Mike half-carried me into our house as I hopped on my left foot, trying not to jostle my floppy right ankle. I eased onto the couch and stared at the divot at the back of my heel where my Achilles’ tendon was supposed to be. After surfing the waves of guilt and dread the whole ride home, Mike’s presence calmed the waters.
“Here’s what we’re going to do.”
I got home around 10 in the evening, so the next morning I was going to call around and find a place that could put a cast on my foot. I had my first Achilles’ tendon rupture surgically repaired and was then in a cast for about 6 weeks. I was not going to get surgery with this one, so I figured I’d just be in a cast for a bit longer than that since the recovery time without surgery is generally a bit longer.
Once that was settled, I called my mom. Mike works full-time so I was going to need a boatload of extra help for the next several weeks. We have a 3 year old named Micah and I also watch a few other children at my home. Mom’s a teacher and, as luck would have it, the school year just ended. “I’ll help with whatever you need.” My mom is wonderful.
A quick aside: this whole ordeal has certainly made me appreciate my mom and Mike. They are stepping up and doing all sorts of extra work these days. Likewise, it’s made me appreciate myself. Watching the amount of work they’re both doing has made me realize the amount of work I normally do on a regular basis.
I couldn’t handle doing any sort of Achille’s research that evening, so I spent the night on the couch watching Star Wars and trying not to move my foot. Mike stayed out on the couch with me just like I did with Micah when he was barfing a few months back. I used to resist this sort of help for fear of becoming too dependent on something outside of myself. There’s still a part of me that resists, but now I understand the value in a symbiotic relationship. I even managed to doze off a bit here and there.
In the morning, I just sort of waited anxiously around for normal business hours. I skimmed the orthopedists in the area and found one that looked fairly small but quite legitimate. I feel guilty typing this, but we don’t currently have insurance. I feel silly that I feel guilty typing that. Mike and I are both self-employed, so decent insurance cost us 12 grand last year. Decent meaning about a $4000 deductible. Which basically means that we would have to pay 16 thousand dollars before the insurance would really cover anything other than making Dr. visits and prescriptions cheaper. After weighing those odds, paying for insurance seemed to be more of a gamble than not. We’ve just been putting that money into a savings account instead.
I called the small/legit-looking orthopedist as soon as they opened and they said if I came right away, they could squeeze me in. My mom walked in the door just as I finished that conversation, so we wrangled Micah and swooped out the door.
I knew I’d have to make sure we didn’t end up paying a crapton of money just to get a cast on and I was terrified.
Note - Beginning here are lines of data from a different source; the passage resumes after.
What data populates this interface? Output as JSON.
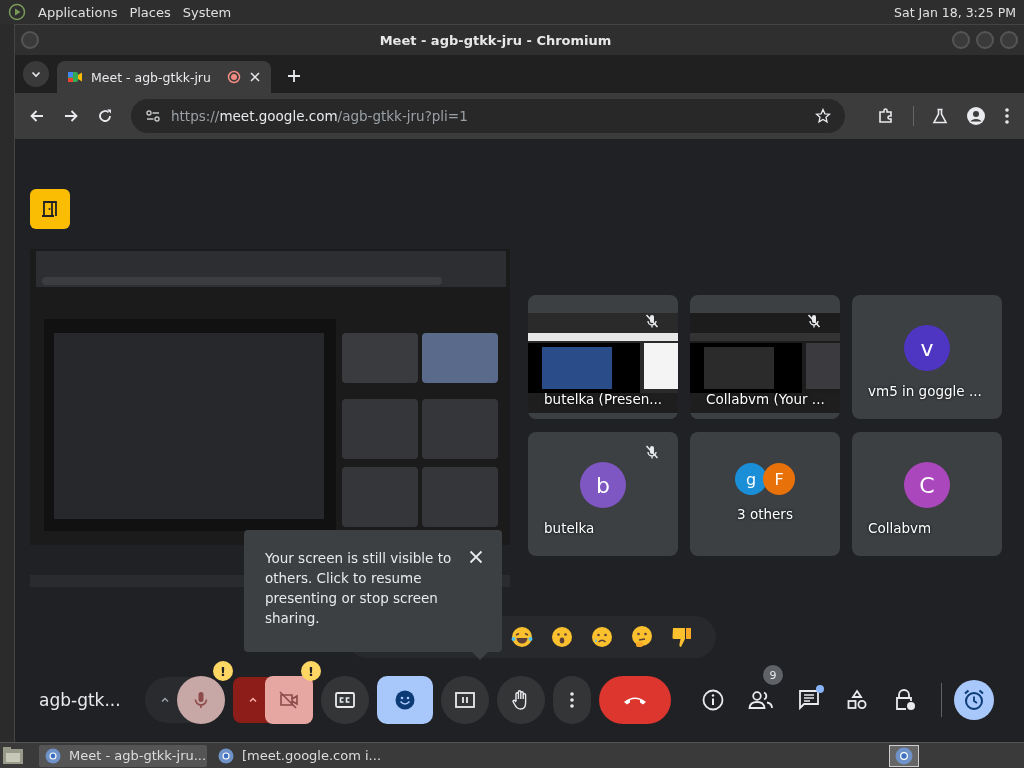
{
  "top_panel": {
    "menus": [
      "Applications",
      "Places",
      "System"
    ],
    "clock": "Sat Jan 18, 3:25 PM"
  },
  "window": {
    "title": "Meet - agb-gtkk-jru - Chromium"
  },
  "tabs": [
    {
      "title": "Meet - agb-gtkk-jru",
      "selected": true,
      "recording": true
    }
  ],
  "address_bar": {
    "scheme": "https://",
    "host": "meet.google.com",
    "path": "/agb-gtkk-jru?pli=1"
  },
  "tiles": [
    {
      "kind": "screen",
      "name": "butelka (Presen...",
      "muted": true
    },
    {
      "kind": "screen",
      "name": "Collabvm (Your ...",
      "muted": true
    },
    {
      "kind": "avatar",
      "name": "vm5 in goggle ...",
      "letter": "v",
      "color": "#4e35c2",
      "muted": false
    },
    {
      "kind": "avatar",
      "name": "butelka",
      "letter": "b",
      "color": "#7e57c2",
      "muted": true
    },
    {
      "kind": "group",
      "name": "3 others",
      "avatars": [
        {
          "letter": "g",
          "color": "#1a8fd8"
        },
        {
          "letter": "F",
          "color": "#e8710a"
        }
      ],
      "muted": false
    },
    {
      "kind": "avatar",
      "name": "Collabvm",
      "letter": "C",
      "color": "#ab47bc",
      "muted": false
    }
  ],
  "tooltip": {
    "text": "Your screen is still visible to others. Click to resume presenting or stop screen sharing."
  },
  "meeting_name": "agb-gtk...",
  "controls": [
    {
      "kind": "mic",
      "badge": "!"
    },
    {
      "kind": "camera",
      "badge": "!"
    },
    {
      "kind": "captions",
      "selected": false
    },
    {
      "kind": "reactions",
      "selected": true
    },
    {
      "kind": "present",
      "selected": false
    },
    {
      "kind": "hand",
      "selected": false
    },
    {
      "kind": "more"
    },
    {
      "kind": "leave"
    }
  ],
  "side_controls": [
    {
      "kind": "info"
    },
    {
      "kind": "people",
      "badge": "9"
    },
    {
      "kind": "chat",
      "unread": true
    },
    {
      "kind": "activities"
    },
    {
      "kind": "host"
    }
  ],
  "taskbar": [
    {
      "title": "Meet - agb-gtkk-jru...",
      "selected": true
    },
    {
      "title": "[meet.google.com i...",
      "selected": false
    }
  ]
}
Advocating for myself is not one of my strongpoints. I’m a bit of a people-pleaser (see also: praise junky) so I tend to go with the flow even when the flow wants to drown me.
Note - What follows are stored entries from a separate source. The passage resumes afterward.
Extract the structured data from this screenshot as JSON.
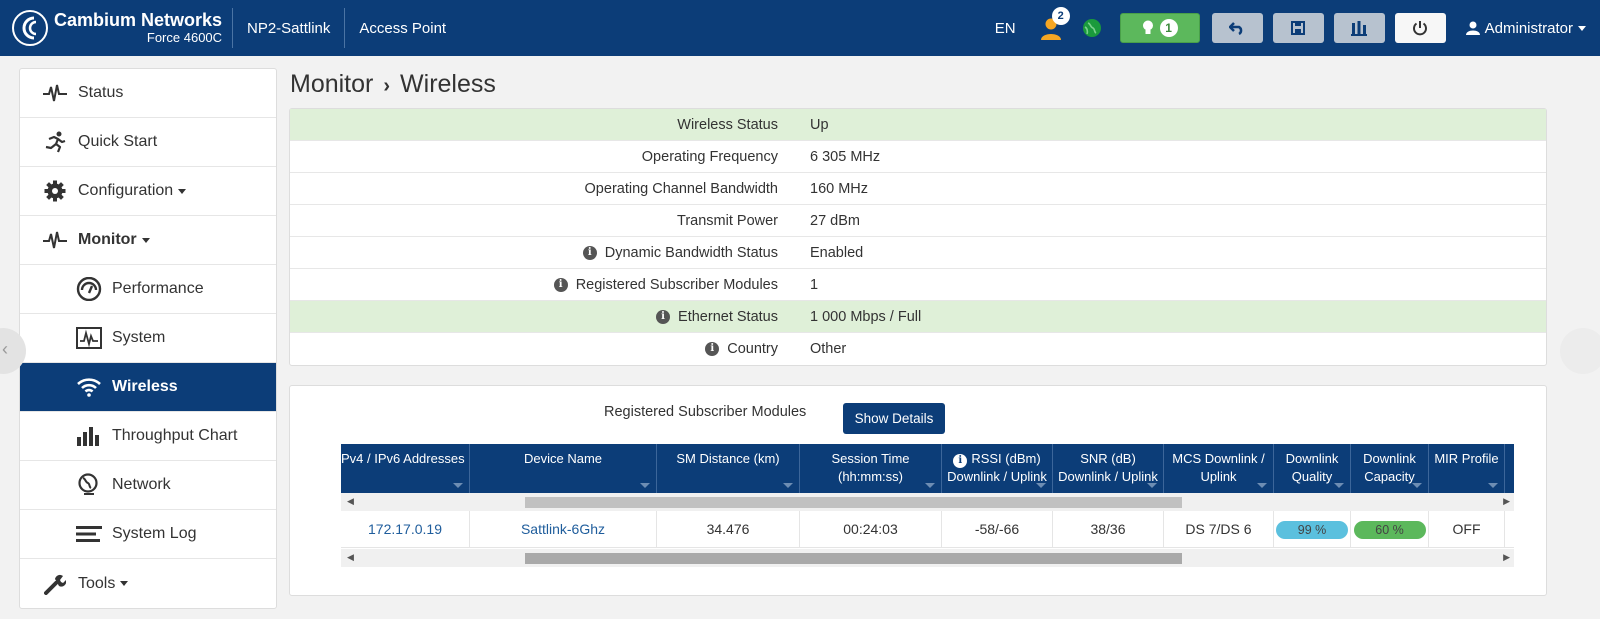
{
  "header": {
    "brand": "Cambium Networks",
    "model": "Force 4600C",
    "site_name": "NP2-Sattlink",
    "device_mode": "Access Point",
    "language": "EN",
    "alarm_count": "2",
    "green_button_count": "1",
    "user": "Administrator",
    "colors": {
      "bar": "#0c3d78",
      "accent_orange": "#f5a623",
      "accent_green": "#5cb85c"
    }
  },
  "sidebar": {
    "items": [
      {
        "label": "Status",
        "icon": "pulse-icon"
      },
      {
        "label": "Quick Start",
        "icon": "running-man-icon"
      },
      {
        "label": "Configuration",
        "icon": "gear-icon"
      },
      {
        "label": "Monitor",
        "icon": "pulse-icon"
      },
      {
        "label": "Performance",
        "icon": "speedometer-icon"
      },
      {
        "label": "System",
        "icon": "system-chart-icon"
      },
      {
        "label": "Wireless",
        "icon": "wifi-icon"
      },
      {
        "label": "Throughput Chart",
        "icon": "bar-chart-icon"
      },
      {
        "label": "Network",
        "icon": "globe-network-icon"
      },
      {
        "label": "System Log",
        "icon": "lines-icon"
      },
      {
        "label": "Tools",
        "icon": "wrench-icon"
      }
    ]
  },
  "breadcrumb": {
    "section": "Monitor",
    "page": "Wireless"
  },
  "status": {
    "rows": [
      {
        "label": "Wireless Status",
        "value": "Up"
      },
      {
        "label": "Operating Frequency",
        "value": "6 305 MHz"
      },
      {
        "label": "Operating Channel Bandwidth",
        "value": "160 MHz"
      },
      {
        "label": "Transmit Power",
        "value": "27 dBm"
      },
      {
        "label": "Dynamic Bandwidth Status",
        "value": "Enabled"
      },
      {
        "label": "Registered Subscriber Modules",
        "value": "1"
      },
      {
        "label": "Ethernet Status",
        "value": "1 000 Mbps / Full"
      },
      {
        "label": "Country",
        "value": "Other"
      }
    ]
  },
  "sm_panel": {
    "title": "Registered Subscriber Modules",
    "show_details_label": "Show Details",
    "columns": [
      {
        "line1": "Pv4 / IPv6 Addresses",
        "line2": ""
      },
      {
        "line1": "Device Name",
        "line2": ""
      },
      {
        "line1": "SM Distance (km)",
        "line2": ""
      },
      {
        "line1": "Session Time",
        "line2": "(hh:mm:ss)"
      },
      {
        "line1": "RSSI (dBm)",
        "line2": "Downlink / Uplink"
      },
      {
        "line1": "SNR (dB)",
        "line2": "Downlink / Uplink"
      },
      {
        "line1": "MCS Downlink /",
        "line2": "Uplink"
      },
      {
        "line1": "Downlink",
        "line2": "Quality"
      },
      {
        "line1": "Downlink",
        "line2": "Capacity"
      },
      {
        "line1": "MIR Profile",
        "line2": ""
      }
    ],
    "rows": [
      {
        "ip": "172.17.0.19",
        "device_name": "Sattlink-6Ghz",
        "distance": "34.476",
        "session_time": "00:24:03",
        "rssi": "-58/-66",
        "snr": "38/36",
        "mcs": "DS 7/DS 6",
        "quality": "99 %",
        "capacity": "60 %",
        "mir_profile": "OFF"
      }
    ],
    "colors": {
      "quality_pill": "#5bc0de",
      "capacity_pill": "#5cb85c"
    }
  }
}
I went in with the intention of paying for everything outright so I wouldn’t end up with some crazy bill, but between the fear of moving my right foot, the lack of sleep the night before, trying to remember how not to fall down the stairs on crutches, making sure my credit card had been activated because the sticker was still on it, and trying to get information out of a Dr. who seemed to be in a rather large hurry—I managed to walk out of the door after only paying the $150 visit fee. (Now I don’t mean to put the good doctor down. I’m super grateful that they were able to squeeze me in right away. It’s just tricky sometimes to get all of the information you need without annoying the person who’s going to be manipulating your super-injured foot.) I didn’t even realize my mistake until about halfway home. Wups. I figured I’d probably end up with a bill for around $500 to put on a cast which seemed fairly reasonable. More on that later.
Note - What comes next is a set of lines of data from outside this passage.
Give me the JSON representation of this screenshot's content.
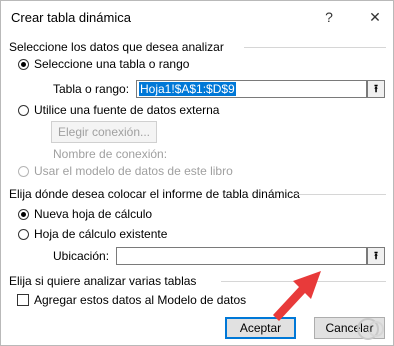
{
  "dialog": {
    "title": "Crear tabla dinámica",
    "help_glyph": "?",
    "close_glyph": "✕"
  },
  "select_data": {
    "heading": "Seleccione los datos que desea analizar",
    "option_table": "Seleccione una tabla o rango",
    "range_label": "Tabla o rango:",
    "range_value": "Hoja1!$A$1:$D$9",
    "option_external": "Utilice una fuente de datos externa",
    "choose_connection_button": "Elegir conexión...",
    "connection_name_label": "Nombre de conexión:",
    "option_data_model": "Usar el modelo de datos de este libro"
  },
  "placement": {
    "heading": "Elija dónde desea colocar el informe de tabla dinámica",
    "option_new_sheet": "Nueva hoja de cálculo",
    "option_existing_sheet": "Hoja de cálculo existente",
    "location_label": "Ubicación:",
    "location_value": ""
  },
  "multiple_tables": {
    "heading": "Elija si quiere analizar varias tablas",
    "add_to_model_label": "Agregar estos datos al Modelo de datos"
  },
  "footer": {
    "accept_button": "Aceptar",
    "cancel_button": "Cancelar"
  },
  "icons": {
    "collapse_dialog": "range-collapse-icon",
    "annotation": "red-arrow-icon",
    "watermark": "watermark-logo-icon"
  },
  "colors": {
    "accent": "#0078d7",
    "arrow": "#e83a3a"
  }
}
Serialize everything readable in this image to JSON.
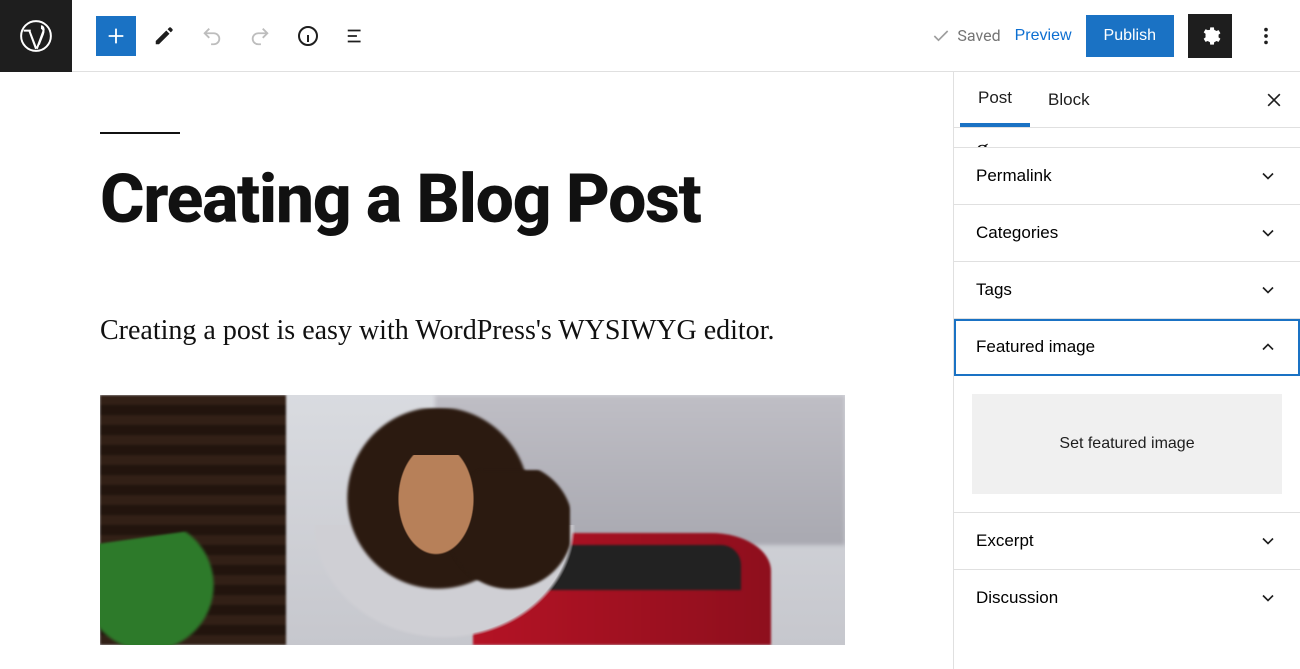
{
  "topbar": {
    "saved_label": "Saved",
    "preview_label": "Preview",
    "publish_label": "Publish"
  },
  "editor": {
    "title": "Creating a Blog Post",
    "paragraph": "Creating a post is easy with WordPress's WYSIWYG editor."
  },
  "sidebar": {
    "tabs": {
      "post": "Post",
      "block": "Block"
    },
    "panels": {
      "permalink": "Permalink",
      "categories": "Categories",
      "tags": "Tags",
      "featured_image": "Featured image",
      "set_featured_label": "Set featured image",
      "excerpt": "Excerpt",
      "discussion": "Discussion"
    }
  }
}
The Dr. told me that I’d be in a cast for 2 weeks and would then switch to a boot and begin “aggressive physical therapy.” [As I write this, I’m 6 weeks post-injury and the therapy has been anything but aggressive.] Since I was thinking I’d be in a cast for a good 8 weeks or so, the idea of aggressive physical therapy at 2 weeks sounded terrifying. But I just let that simmer on the back burner for later processing.
Once my foot was safely secured in a snazzy purple cast, I felt much better. If you’re ever hungry for a big old chunk of vulnerability, try letting a majorly injured body part flop in the breeze for a while.
We headed home and I settled into the couch to let the healing begin.